Your smartphone is flooded with lots of mobile ads guided through different applications. The advertisement algorithms are so sophisticated that they deliver the most appropriate ad to most appropriate user at most appropriate location at most appropriate time. A series of ads is associated with a specific individual as well as predetermined GPS coordinates. When those ads are served to a smartphone app, you know where that individual has been.
“The first step to enable location tracking using ads is to obtain the target’s MAID [Mobile Advertising ID] by sniffing their network traffic (see below), which allows us to specify ads to only be served to the target device,” explain the study authors. “Then we create a series of ads, each targeted at that MAID, but each also targeted at a different GPS location. This creates a geographical grid-like pattern of ads. Then we can observe which of these ads gets served, and this indicates where the target actually was.”
As the mobile ads business continues to boom — 87 percent of Facebook’s ad revenue, for example, now comes from mobile — it’s worth remembering that the advertisements being served to you are more than just an annoyance. They just might be a threat, as well.
The advertisers deploy mobile ads in a number of ways to carry out frauds. Ad Stacking is one such way in which fraudsters stack multiple ads so that a user sees ad only at the top. A user might find the top ad useful but the ads underneath may carry malicious code that can breach your security and harm your data.

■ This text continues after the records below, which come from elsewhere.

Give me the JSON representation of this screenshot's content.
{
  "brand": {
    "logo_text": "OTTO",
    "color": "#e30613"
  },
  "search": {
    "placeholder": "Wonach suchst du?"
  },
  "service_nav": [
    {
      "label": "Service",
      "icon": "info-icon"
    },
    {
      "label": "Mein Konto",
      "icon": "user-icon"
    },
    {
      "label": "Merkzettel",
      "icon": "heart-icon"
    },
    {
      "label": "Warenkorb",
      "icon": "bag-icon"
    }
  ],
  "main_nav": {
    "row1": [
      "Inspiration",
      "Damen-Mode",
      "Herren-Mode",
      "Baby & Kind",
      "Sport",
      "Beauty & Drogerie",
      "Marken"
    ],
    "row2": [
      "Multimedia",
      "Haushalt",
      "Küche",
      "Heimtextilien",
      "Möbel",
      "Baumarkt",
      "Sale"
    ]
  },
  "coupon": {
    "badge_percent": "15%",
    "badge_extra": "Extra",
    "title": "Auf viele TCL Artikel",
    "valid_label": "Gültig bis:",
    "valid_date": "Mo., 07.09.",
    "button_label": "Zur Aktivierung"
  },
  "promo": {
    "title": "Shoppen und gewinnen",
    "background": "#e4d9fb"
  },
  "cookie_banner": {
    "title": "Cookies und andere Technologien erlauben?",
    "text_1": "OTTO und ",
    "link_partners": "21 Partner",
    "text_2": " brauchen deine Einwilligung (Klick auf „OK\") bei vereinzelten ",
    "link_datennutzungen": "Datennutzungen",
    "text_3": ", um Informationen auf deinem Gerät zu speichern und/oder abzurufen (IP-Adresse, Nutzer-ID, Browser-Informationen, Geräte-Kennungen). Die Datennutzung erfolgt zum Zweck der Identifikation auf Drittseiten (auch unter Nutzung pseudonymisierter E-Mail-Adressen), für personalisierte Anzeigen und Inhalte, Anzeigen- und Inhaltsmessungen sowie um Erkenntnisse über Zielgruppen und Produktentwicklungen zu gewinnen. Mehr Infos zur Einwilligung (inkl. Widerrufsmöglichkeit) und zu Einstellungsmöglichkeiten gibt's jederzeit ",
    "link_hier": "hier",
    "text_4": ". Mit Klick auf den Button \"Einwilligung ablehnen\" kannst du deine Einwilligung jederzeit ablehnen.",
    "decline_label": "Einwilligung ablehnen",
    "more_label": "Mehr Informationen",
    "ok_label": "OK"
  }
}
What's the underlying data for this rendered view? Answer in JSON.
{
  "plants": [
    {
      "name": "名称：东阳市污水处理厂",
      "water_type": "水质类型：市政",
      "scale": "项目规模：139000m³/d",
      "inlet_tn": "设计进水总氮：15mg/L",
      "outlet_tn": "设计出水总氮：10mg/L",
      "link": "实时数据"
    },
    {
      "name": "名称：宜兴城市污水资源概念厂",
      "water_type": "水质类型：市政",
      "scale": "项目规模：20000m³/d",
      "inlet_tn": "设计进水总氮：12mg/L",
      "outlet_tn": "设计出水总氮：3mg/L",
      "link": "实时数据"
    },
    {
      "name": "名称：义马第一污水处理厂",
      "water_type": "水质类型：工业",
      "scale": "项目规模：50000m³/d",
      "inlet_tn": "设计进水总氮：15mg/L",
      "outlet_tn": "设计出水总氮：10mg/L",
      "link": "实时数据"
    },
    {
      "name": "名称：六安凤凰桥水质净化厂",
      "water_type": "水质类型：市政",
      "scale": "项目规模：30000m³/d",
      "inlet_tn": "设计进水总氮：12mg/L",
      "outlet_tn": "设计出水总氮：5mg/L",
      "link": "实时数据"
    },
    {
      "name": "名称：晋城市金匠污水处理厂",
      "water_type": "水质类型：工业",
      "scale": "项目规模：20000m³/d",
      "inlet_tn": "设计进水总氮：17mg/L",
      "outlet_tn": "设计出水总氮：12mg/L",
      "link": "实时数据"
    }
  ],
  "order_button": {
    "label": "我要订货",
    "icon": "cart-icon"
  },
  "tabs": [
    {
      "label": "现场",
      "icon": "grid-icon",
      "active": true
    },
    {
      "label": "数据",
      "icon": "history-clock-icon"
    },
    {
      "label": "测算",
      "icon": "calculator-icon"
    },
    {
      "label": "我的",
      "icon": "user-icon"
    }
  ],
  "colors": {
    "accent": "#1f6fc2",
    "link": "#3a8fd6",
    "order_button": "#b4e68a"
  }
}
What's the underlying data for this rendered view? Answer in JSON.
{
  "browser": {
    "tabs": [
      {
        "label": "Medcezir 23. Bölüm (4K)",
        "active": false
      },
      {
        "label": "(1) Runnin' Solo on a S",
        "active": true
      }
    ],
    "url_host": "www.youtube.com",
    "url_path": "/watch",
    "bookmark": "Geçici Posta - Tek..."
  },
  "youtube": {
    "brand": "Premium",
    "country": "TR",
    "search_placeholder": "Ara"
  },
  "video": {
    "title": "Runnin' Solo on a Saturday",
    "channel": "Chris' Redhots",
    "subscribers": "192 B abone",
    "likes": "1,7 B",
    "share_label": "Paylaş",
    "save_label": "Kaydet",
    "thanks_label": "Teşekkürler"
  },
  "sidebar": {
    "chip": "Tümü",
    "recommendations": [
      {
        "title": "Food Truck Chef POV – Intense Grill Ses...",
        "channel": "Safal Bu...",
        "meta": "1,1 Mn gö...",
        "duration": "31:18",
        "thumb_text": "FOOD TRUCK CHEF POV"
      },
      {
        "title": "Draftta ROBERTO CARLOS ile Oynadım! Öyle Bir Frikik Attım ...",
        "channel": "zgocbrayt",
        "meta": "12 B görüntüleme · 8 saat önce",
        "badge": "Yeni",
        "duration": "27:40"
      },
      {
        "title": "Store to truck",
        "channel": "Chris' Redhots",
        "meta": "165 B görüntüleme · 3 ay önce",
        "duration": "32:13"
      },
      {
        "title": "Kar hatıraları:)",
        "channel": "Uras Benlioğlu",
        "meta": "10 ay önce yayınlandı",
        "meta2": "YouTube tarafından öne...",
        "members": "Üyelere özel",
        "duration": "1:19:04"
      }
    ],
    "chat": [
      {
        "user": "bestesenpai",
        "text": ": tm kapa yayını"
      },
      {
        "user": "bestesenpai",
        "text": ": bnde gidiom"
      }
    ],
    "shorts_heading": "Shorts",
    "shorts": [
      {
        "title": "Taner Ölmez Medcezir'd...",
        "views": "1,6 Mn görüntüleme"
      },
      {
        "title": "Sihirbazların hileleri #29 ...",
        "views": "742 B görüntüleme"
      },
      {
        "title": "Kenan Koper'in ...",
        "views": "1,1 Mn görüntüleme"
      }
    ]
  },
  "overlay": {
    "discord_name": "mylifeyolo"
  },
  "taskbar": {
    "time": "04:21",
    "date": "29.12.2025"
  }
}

A smartphone user’s personal data is compromised between an app developer and the advertisement network. Digital advertisers approach mobile app developers to offer them monetary benefits by allowing them to show in-app ads to reach their target audience. Using these ads, fraud advertisers then monitor user activities, collect apps list, geolocation, device models etc.
Advertisers configure their mobile ads providers to show ads based on the target user’s interest (automobiles, phones, photography etc.), usage pattern and previous click throughs, and demographics (age, gender, locality etc.)
Moreover, in-app ads are un-encrypted which further allows a mobile app developer to reverse engineer and get access to user’s data through the same ad from which advertiser is also benefitting.
In a study by researchers at Georgia Institute of technology, it is found that based on ads shown, a mobile app developer could learn a user’s gender with 75 per cent accuracy, parental status with 66 per cent accuracy, age group with 54 per cent accuracy, and could also predict income, political affiliation, marital status, with higher accuracy than random guesses.
Some personal information is deemed so sensitive that Google explicitly states those factors are not used for personalization, yet the study found that app developers still can discover this information due to leakage between ad networks and app developers.
“Free smart phone apps are not really free. Apps – especially malicious apps – can be used to collect potentially sensitive information about someone simply by hosting ads in the app and observing what is received by a user,” said Wei Meng from Georgia Institute of Technology.